You can plot things in a few different ways; Glass is my preferred method as of late. SmartDashboard.putNumber will make the values accessible to Glass, then you can make plots and drag the values into them.
A regular multimeter won’t give you much information here; you need a different tool and/or technique – 4-wire resistance measurement. Resistances in series add up, and the contact resistance of the multimeter is probably on the order of 1.2 ohms. The resistance of the PDH is probably on the order of 0.005-0.010 ohms, but the meter won’t read that. That said, the test you did do probably shows there’s nothing egregious.
While doing more testing, we had the decided to try realigning the wheels, this seems to have helped a lot, but when we aligned them again (3 or 4 times total) we got inconsistent results for our angle offsets, and it’s still not perfect. We are planning on trying this some more, does anyone know if there’s any trick to it or a better way than in the readme in base falcon swerve?
Also, draw a mark on each one with a permanent marker, and make that mark extend to the aluminum piece they are glued into.
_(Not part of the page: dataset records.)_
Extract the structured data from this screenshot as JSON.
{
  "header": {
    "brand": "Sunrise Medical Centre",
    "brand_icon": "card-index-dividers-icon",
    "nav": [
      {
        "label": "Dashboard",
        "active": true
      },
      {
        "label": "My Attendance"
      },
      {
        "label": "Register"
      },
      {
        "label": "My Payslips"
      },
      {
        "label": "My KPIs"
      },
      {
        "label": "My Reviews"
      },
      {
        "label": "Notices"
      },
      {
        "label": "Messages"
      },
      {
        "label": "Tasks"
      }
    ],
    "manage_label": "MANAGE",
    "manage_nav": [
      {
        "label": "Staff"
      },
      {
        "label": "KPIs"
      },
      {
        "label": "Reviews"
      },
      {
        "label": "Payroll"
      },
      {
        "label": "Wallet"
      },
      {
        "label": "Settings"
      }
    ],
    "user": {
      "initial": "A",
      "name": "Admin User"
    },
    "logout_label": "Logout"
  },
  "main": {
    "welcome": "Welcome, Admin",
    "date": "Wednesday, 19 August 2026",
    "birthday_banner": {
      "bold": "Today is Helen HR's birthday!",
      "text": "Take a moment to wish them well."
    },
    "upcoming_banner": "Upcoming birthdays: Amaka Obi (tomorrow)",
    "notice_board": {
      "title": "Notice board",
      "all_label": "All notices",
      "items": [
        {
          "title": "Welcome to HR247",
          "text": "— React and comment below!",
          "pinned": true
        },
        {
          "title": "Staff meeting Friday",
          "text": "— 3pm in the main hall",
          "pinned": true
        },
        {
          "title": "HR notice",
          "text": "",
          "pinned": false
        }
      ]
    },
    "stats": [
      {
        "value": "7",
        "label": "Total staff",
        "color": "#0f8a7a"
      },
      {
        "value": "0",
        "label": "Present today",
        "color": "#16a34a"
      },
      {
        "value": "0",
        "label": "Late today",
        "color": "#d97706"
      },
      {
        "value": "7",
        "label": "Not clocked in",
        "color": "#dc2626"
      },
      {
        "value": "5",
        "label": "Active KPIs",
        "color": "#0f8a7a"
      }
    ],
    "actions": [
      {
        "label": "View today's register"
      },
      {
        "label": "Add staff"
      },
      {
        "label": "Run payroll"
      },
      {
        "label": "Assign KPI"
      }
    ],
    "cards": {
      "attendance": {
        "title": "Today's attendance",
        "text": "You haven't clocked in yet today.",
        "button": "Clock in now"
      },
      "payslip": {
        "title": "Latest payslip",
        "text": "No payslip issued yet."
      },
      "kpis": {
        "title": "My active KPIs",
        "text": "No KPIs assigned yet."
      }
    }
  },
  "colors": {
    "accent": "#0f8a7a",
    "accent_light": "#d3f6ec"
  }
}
If they ever rotate, you’ll be able to see that the marks are misaligned.
Pull up your dashboard of choice (e.g., Glass, SmartDashboard…) and compare the results for:
"Mod " + mod.moduleNumber + " Cancoder"
versus "Mod " + mod.moduleNumber + " Integrated"
(see Swerve.java, beginning line 142)
If the modules are zeroed, and these numbers are more than slightly different, you have a problem.
It’s also probably worth mentioning that we have the battery in the back of the robot, and it ways about a third of the rest of the robot, so the center of mass is way in the back, so that probably accounts for a lot of the behavior when going sideways.